Senin, 17 September 2012

SOSOK BESAR...

Tulisan saya sebelumnya, tentang sosok besar ( FRIEND ) dalam batin saya yang paling dalam.



Saya pun tidak bisa mengatakan bahwa saya memiliki kesetiaan yang lebih besar. Bahkan saya sering mengkhianati persahabatan ini. Bahkan saya seolah-olah menuntut SOSOK BESAR itu untuk melakukan yang saya minta, saya inginkan, bahkan lebih jujur lagi MEMAKSA. Saya seperti kriminal dalam kasus penjarahan. Menjarah kasih SOSOK BESAR itu dengan semaunya, merayu dengan manis yang sebenarnya saya sama saja dengan pencuri yang menodongkan pistol agar bebas menjarah. Itulah saya.
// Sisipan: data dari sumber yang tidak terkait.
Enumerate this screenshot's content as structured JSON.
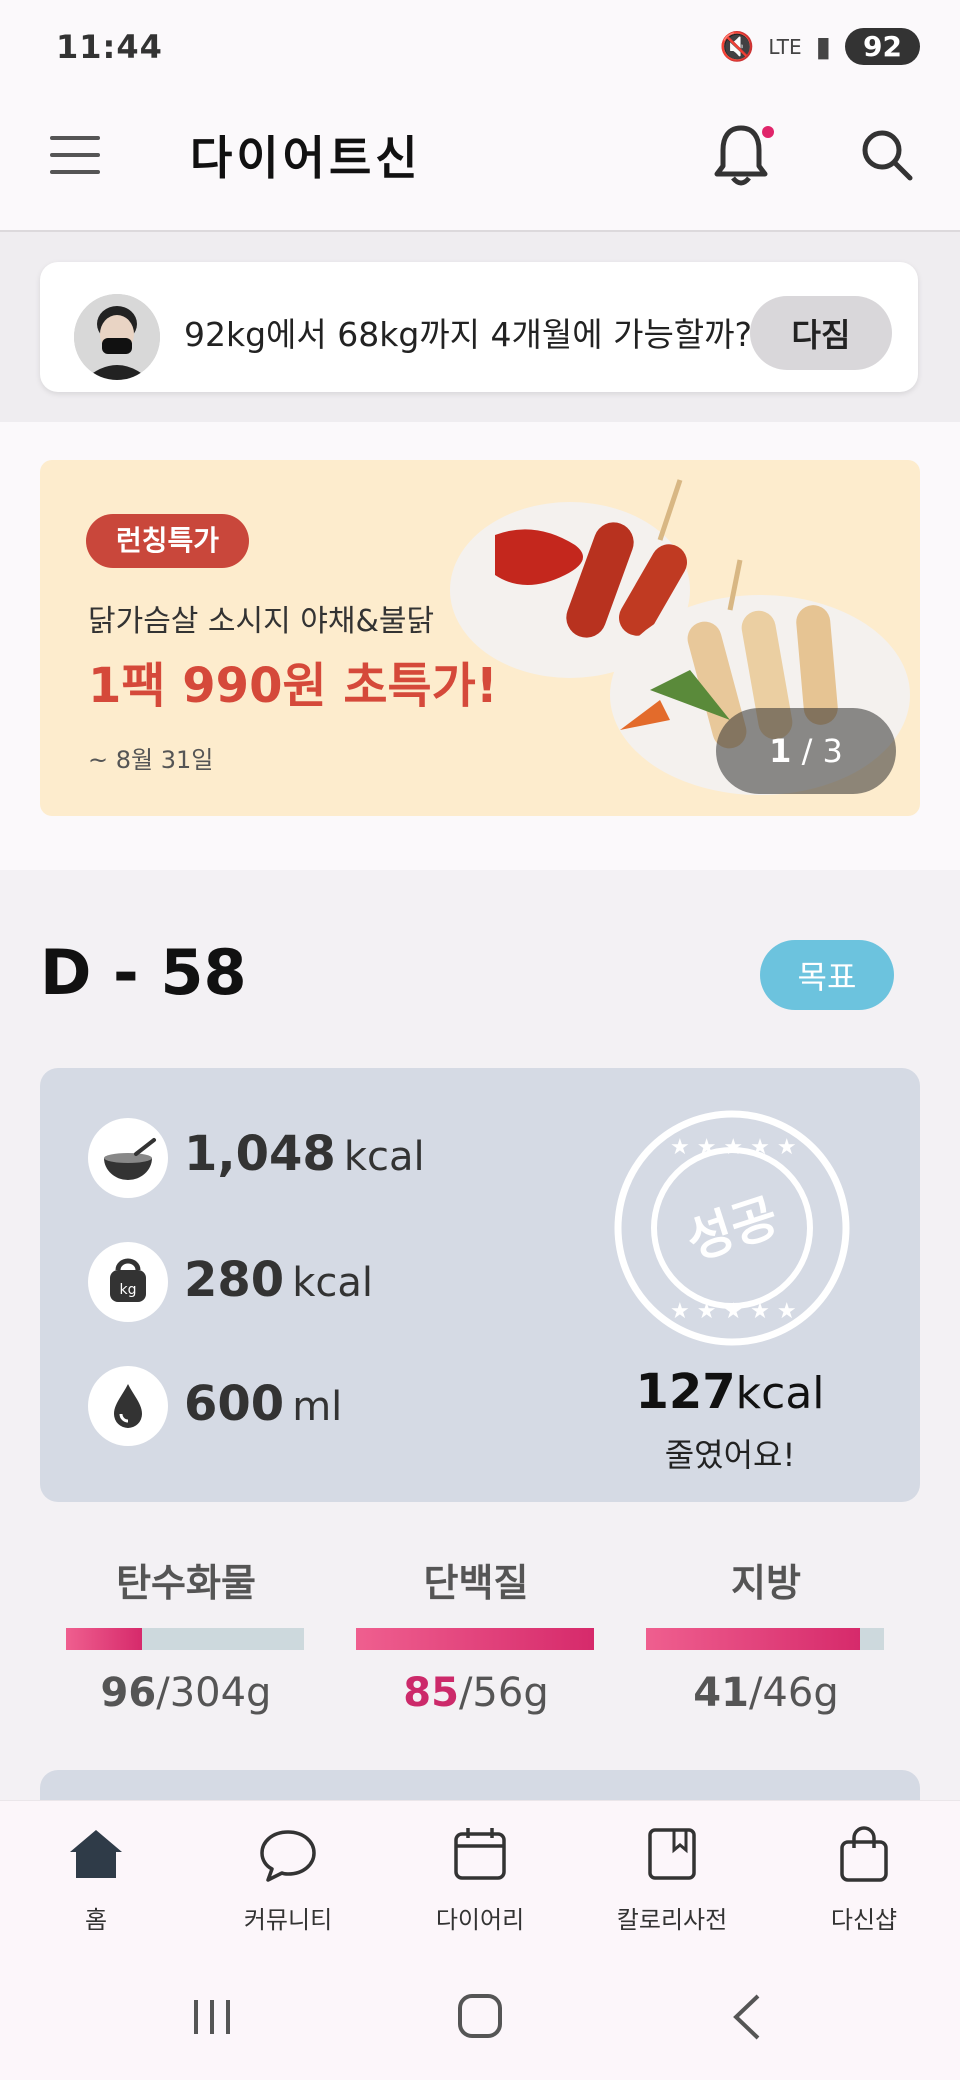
{
  "status_bar": {
    "time": "11:44",
    "network": "LTE",
    "battery": "92"
  },
  "header": {
    "logo": "다이어트신"
  },
  "pledge": {
    "text": "92kg에서 68kg까지 4개월에 가능할까?",
    "button": "다짐"
  },
  "banner": {
    "badge": "런칭특가",
    "subtitle": "닭가슴살 소시지 야채&불닭",
    "headline": "1팩 990원 초특가!",
    "date": "~ 8월 31일",
    "pager_current": "1",
    "pager_total": "/ 3"
  },
  "dday": {
    "label": "D - 58",
    "goal_button": "목표"
  },
  "stats": {
    "food": {
      "value": "1,048",
      "unit": "kcal",
      "icon": "bowl-icon"
    },
    "exercise": {
      "value": "280",
      "unit": "kcal",
      "icon": "kettlebell-icon"
    },
    "water": {
      "value": "600",
      "unit": "ml",
      "icon": "water-drop-icon"
    },
    "stamp_text": "성공",
    "saved_value": "127",
    "saved_unit": "kcal",
    "saved_sub": "줄였어요!"
  },
  "nutrients": [
    {
      "name": "탄수화물",
      "current": "96",
      "total": "/304g",
      "progress": 0.32
    },
    {
      "name": "단백질",
      "current": "85",
      "total": "/56g",
      "progress": 1.0
    },
    {
      "name": "지방",
      "current": "41",
      "total": "/46g",
      "progress": 0.9
    }
  ],
  "bottom_nav": [
    {
      "label": "홈",
      "icon": "home-icon"
    },
    {
      "label": "커뮤니티",
      "icon": "chat-bubble-icon"
    },
    {
      "label": "다이어리",
      "icon": "calendar-icon"
    },
    {
      "label": "칼로리사전",
      "icon": "book-icon"
    },
    {
      "label": "다신샵",
      "icon": "shopping-bag-icon"
    }
  ],
  "colors": {
    "accent": "#d62a6b",
    "goal": "#6cc3de",
    "card": "#d5dae4",
    "banner": "#fdeccd"
  }
}
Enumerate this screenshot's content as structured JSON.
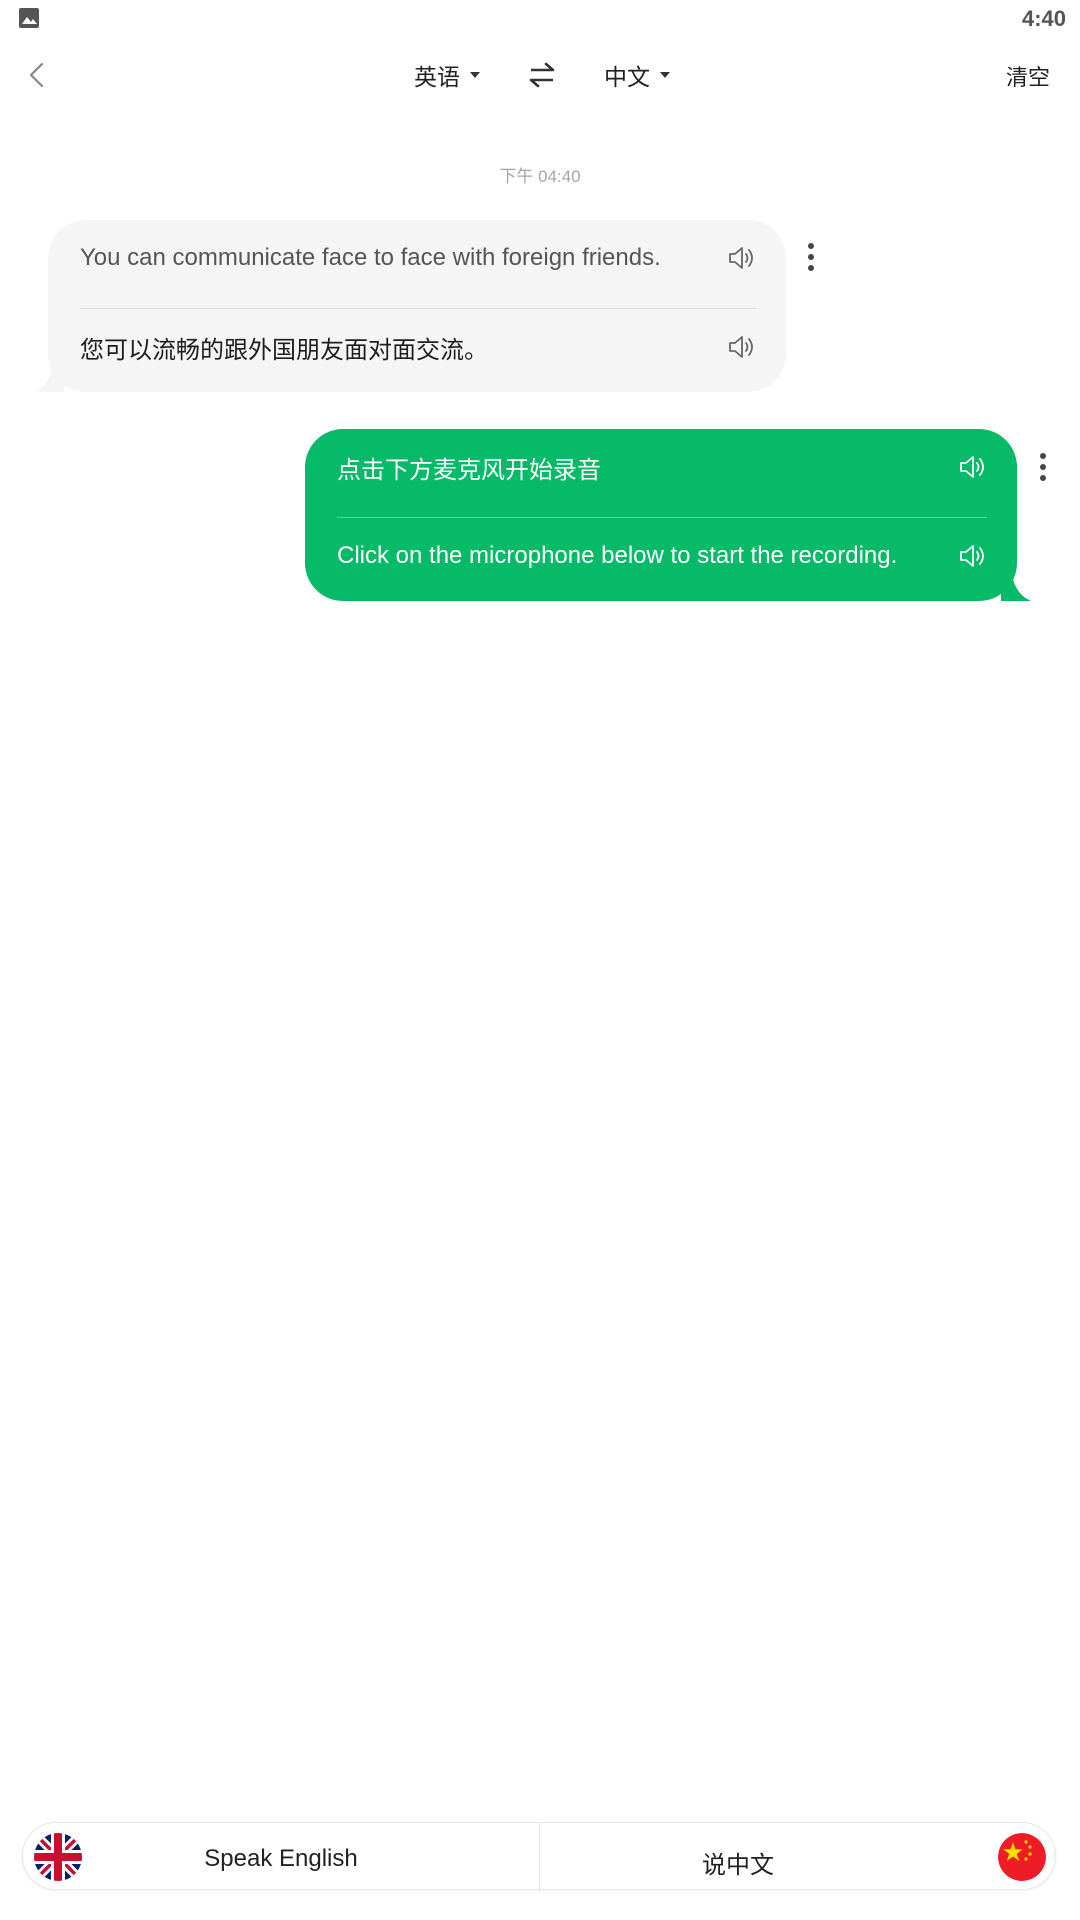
{
  "status_bar": {
    "time": "4:40"
  },
  "topbar": {
    "source_language": "英语",
    "target_language": "中文",
    "clear_label": "清空"
  },
  "conversation": {
    "timestamp": "下午 04:40",
    "messages": [
      {
        "side": "left",
        "original": "You can communicate face to face with foreign friends.",
        "translation": "您可以流畅的跟外国朋友面对面交流。"
      },
      {
        "side": "right",
        "original": "点击下方麦克风开始录音",
        "translation": "Click on the microphone below to start the recording."
      }
    ]
  },
  "bottom_bar": {
    "speak_english_label": "Speak English",
    "speak_chinese_label": "说中文"
  },
  "colors": {
    "accent_green": "#07ba68",
    "left_bubble_bg": "#f5f5f5",
    "timestamp_gray": "#a6a6a6"
  },
  "icons": [
    "gallery-icon",
    "back-arrow-icon",
    "caret-down-icon",
    "swap-icon",
    "speaker-icon",
    "more-vertical-icon",
    "uk-flag-icon",
    "china-flag-icon"
  ]
}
Saya yang memang jahat dan dipenuhi rasa bersalah, ego yang luar biasa tinggi. 
Persahabatan ini sering tidak saya hargai. 
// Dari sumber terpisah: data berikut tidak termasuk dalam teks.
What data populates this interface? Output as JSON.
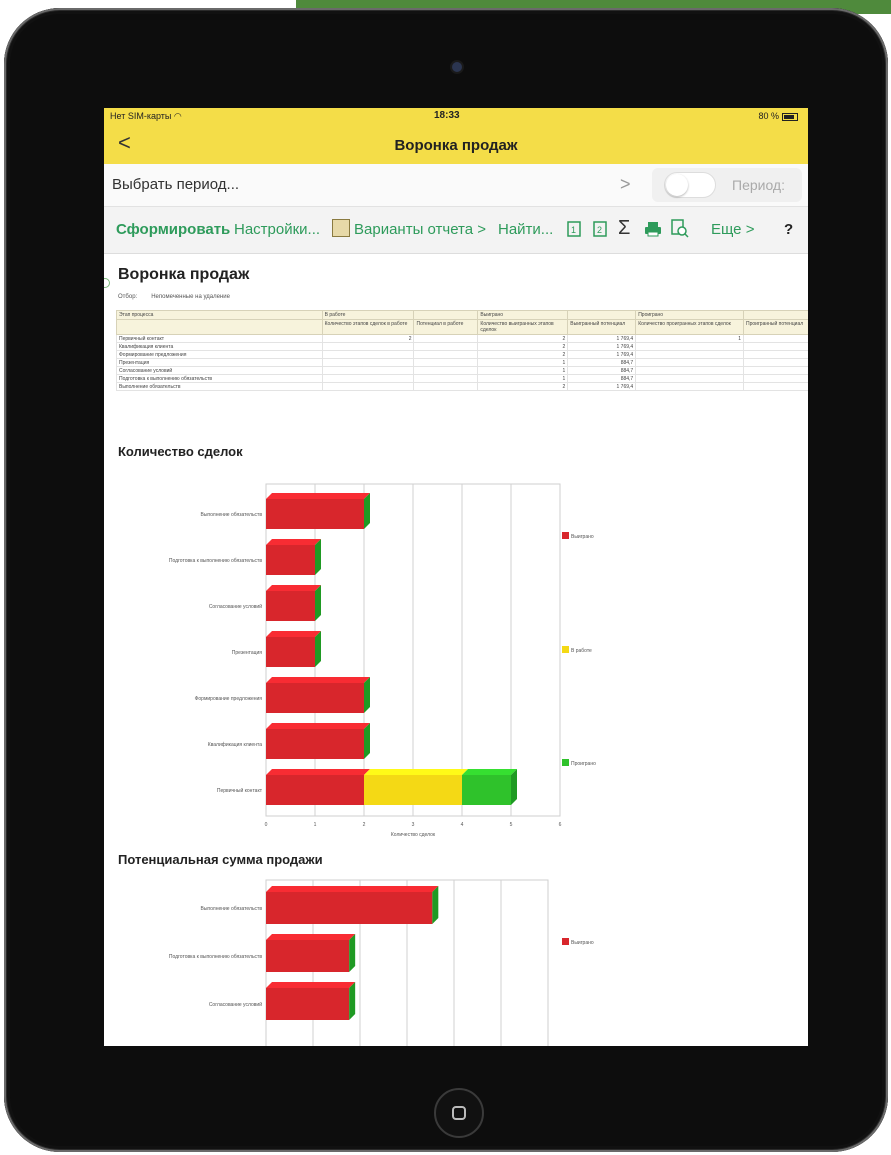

Yang lebih saya herankan, SOSOK BESAR itu senantiasa mendengar keluhan saya, memberikan fasilitas-fasilitas penghiburan untuk hati saya seperti lagu, puisi, dan tak lupa air mata, bahkan orang-orang yang terlihat di kehidupan saya.
Mengapa SOSOK BESAR tetap sesetia itu? tetap memberikan keindahan yang mengharukan, bahkan terkadang mengijinkan kekelaman datang kepada saya seperti senapan angin yang ngilu dan mengejutkan. Hmmm, saya sering protes, tapi SOSOK BESAR itu diam saja dengan kesulitan saya, seakan saya ini anak kecil yang jatuh dan terluka dari sepeda roda dua ketika baru saja pertama kali mengayuhnya, dan orangtuaku pada waktu itu membiarkan saya menangis tapi tetap merawat luka di kaki saya.
Sama seperti itu, SOSOK BESAR itu merelakan saya untuk merasakan jatuh dan bangkit serta belajar dengan tertatih-tatih, kesakitan dan kemudian tertawa lagi ketika bangkit. 
Bagi saya semua interaksi saya dan SOSOK BESAR itu adalah anugerah. Sempurna. Pas. 
Saya tidak dapat membayangkan apa yang terjadi pada diri saya, apabila interaksi itu kosong. Sepertinya hidup itu berjalan semau saya tanpa ada diskusi naluri.
Kalau SOSOK BESAR itu kadang jauh dari saya, sepertinya saya tidak pulang ke rumah kayu (yang saya tulis sebelumnya) 

Kemudian tiba-tiba saya datang dengan berjuta kelelahan dan mengharapkan kemanjaan diri saya. SOSOK BESAR itu seperti Ayah, Sahabat, dan Sayap bagi saya. Saya merasa di rumah kayu itu, saya terlelap dengan rengkuhan hangat SANG SOSOK BESAR itu. Saya sangat nyaman dan merasa luar biasa. Beristirahat sejenak di tengah karpet bulu dekat perapian yang hangat. Saya rasa siapapun tahu siapa SOSOK BESAR itu. Hargailah hubungan itu, kawan. Saya juga sering menyesal jika tidak mengacuhkannya dalam waktu yang lama. Kita akan merasa seperti dihiraukan ketika 'dunia' ini cuek. Peliharalah sosok besar itu dalam nalurimu. Ingatlah SOSOK BESAR itu dimanapun kita berada; di bus, di trotoar, di kelas, di bank, bahkan paling hebat ketika kita berinteraksi terus dalam sukacita. I alwaya be thankful for the interacts, I love YOU...








Jumat, 14 September 2012

SAYA, BATIN, SPIRIT, dan SOSOK BESAR?

it's already to being somebody that write all things about friend(s)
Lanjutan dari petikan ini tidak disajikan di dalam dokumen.